A l’été 2016, c’est au tour du comité chargé d’évaluer les projets de mathématiques et informatique de faire trembler les murs. Les vingt membres viennent de boucler au forceps un processus lourd de réception des dossiers, de sélection de personnalités extérieures pour effectuer un premier examen, puis d’une double lecture par les membres du comité. Mais au moment d’opérer leur classement, ils découvrent des contraintes imprévues. Ils ne peuvent ni choisir le nombre de projets acceptés ni l’enveloppe attribuée à chaque projet. Dénonçant « l’opacité du processus », ils refusent de transmettre leurs choix et de démissionnent en bloc.
En mai, le département biologie-santé, poids lourd de l’agence avec 40 % des activités, prend le relais. Le budget global a beau avoir remonté, avec 643 millions d’euros annoncés, les taux d’acceptation restent « ridicules », estime Bernard Hoflack, président du comité de biologie cellulaire et du développement : vingt-deux dossiers retenus sur 170 candidats, soit 12,9 % dans sa commission. Lui et les trente membres regrettent également un processus qui place la commission « en porte-à-faux avec la communauté ». Ils font part de leurs griefs. « Nous voulions rendre le processus plus efficace », précise le biologiste. Arrivé en fin de mandat, il est remercié.
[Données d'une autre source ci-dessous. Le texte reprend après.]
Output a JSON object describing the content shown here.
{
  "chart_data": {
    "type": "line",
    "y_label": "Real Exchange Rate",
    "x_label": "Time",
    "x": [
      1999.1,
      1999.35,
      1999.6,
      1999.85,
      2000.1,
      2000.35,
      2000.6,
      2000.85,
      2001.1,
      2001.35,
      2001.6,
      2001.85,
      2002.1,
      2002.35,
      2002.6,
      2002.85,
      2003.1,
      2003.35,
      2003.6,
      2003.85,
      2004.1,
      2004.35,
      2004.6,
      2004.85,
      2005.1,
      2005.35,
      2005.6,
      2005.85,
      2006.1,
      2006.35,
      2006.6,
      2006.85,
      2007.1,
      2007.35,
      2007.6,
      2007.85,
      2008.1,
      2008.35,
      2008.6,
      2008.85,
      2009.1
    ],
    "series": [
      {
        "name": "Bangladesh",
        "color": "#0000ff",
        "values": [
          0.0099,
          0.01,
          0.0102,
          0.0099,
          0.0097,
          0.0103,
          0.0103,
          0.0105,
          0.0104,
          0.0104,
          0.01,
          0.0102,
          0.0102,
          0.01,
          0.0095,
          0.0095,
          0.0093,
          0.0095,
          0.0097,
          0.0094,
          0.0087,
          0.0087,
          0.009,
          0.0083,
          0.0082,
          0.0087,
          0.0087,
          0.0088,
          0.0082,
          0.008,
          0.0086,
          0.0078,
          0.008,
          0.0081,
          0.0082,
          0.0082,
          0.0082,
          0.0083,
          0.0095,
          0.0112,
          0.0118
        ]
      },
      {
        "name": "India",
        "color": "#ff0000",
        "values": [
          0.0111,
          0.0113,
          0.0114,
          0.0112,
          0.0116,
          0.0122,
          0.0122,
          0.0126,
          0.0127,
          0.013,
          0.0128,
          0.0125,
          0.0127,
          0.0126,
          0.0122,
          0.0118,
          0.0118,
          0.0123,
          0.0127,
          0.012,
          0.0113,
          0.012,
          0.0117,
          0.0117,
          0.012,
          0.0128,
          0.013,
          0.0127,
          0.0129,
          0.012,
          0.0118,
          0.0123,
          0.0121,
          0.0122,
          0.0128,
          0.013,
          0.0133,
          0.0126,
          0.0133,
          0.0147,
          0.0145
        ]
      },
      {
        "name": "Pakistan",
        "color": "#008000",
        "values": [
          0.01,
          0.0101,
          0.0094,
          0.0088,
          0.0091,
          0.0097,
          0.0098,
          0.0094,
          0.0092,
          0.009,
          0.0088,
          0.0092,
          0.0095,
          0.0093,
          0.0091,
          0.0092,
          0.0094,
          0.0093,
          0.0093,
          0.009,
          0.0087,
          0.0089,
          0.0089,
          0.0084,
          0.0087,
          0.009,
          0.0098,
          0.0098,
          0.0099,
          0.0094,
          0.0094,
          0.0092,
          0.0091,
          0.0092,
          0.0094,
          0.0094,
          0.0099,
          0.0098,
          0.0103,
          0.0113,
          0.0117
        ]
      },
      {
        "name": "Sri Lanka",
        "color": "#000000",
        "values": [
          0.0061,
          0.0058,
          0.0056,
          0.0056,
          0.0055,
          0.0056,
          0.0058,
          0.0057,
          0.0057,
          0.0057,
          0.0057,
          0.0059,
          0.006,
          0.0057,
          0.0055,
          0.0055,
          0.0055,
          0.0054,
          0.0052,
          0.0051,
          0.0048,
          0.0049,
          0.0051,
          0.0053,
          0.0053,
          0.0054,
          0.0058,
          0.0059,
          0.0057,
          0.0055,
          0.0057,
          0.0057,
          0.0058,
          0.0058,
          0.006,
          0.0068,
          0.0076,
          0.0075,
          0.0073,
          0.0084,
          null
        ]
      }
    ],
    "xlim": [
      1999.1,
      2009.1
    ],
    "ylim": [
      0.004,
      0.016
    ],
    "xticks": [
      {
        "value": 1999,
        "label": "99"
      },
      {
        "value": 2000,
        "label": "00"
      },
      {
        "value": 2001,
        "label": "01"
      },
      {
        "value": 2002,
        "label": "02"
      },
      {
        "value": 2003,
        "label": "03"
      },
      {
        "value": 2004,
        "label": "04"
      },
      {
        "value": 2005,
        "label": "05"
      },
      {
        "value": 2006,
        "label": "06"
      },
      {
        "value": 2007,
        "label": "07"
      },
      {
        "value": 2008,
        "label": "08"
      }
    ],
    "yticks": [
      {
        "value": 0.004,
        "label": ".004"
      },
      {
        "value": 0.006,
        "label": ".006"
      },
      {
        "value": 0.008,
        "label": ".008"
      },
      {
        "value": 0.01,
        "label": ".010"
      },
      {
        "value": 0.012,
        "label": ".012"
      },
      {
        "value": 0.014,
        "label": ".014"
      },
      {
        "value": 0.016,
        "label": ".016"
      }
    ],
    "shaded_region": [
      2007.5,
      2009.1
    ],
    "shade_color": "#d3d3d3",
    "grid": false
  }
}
« Clarifier le rôle des acteurs »
Comme l’est la responsable du département biologie-santé, Catherine Dargemont. Elle et dix collaborateurs ont écrit au conseil d’administration pour déplorer « la faible prise en compte de la compétence des cadres du département biologie-santé dans l’organisation interne de l’ANR ». La chercheuse est limogée. Ni Michael Matlosz ni l’ANR n’ont souhaité s’exprimer.
Face à une telle situation, « il est plus sain de repartir sur des bases nouvelles », indique t-on sobrement dans l’entourage de Frédérique Vidal. Changer d’abord le casting. Mais la ministre entend aller plus loin. Auditionnée au Sénat, le 11 juillet, elle a assuré vouloir « clarifier le rôle des acteurs nationaux de la recherche, l’ANR se consacrant en majorité aux financements sur projet, les grands organismes se concentrant sur l’animation des programmes ».
Une évidence, pourrait-on dire. Cette séparation est inscrite dans le paysage français de la recherche. Mais le Syndicat national des chercheurs scientifiques ne cesse de dénoncer la part grandissante de l’ANR. Dans leur collimateur, notamment, les neuf « défis sociétaux », catégorie dans laquelle les projets sont choisis selon des priorités thématiques transversales. Non seulement cela empiète sur le terrain des organismes (CNRS, INSERM…), mais « cela conduit à tordre un projet de maths pour le faire entrer dans la case énergie propre ou sécurité alimentaire, précise-t-on dans l’entourage de la ministre. C’est absurde. A la fin, on prend les mêmes projets, mais tout le monde a perdu son temps. »
Pour assurer les chercheurs de sa bonne volonté, Mme Vidal s’y est engagée : « Les crédits de l’ANR devront être augmentés. » En 2017, ce devait être le cas, avec un budget prévu de 643 millions d’euros. L’effort allait se poursuivre… Las ! Un nouveau coup de rabot de 160 millions d’euros a été annoncé. Et Emmanuel Macron a indiqué, mercredi 19 juillet, qu’« aucun autre budget que celui des armées ne sera augmenté en 2018 ». Mauvaises nouvelles.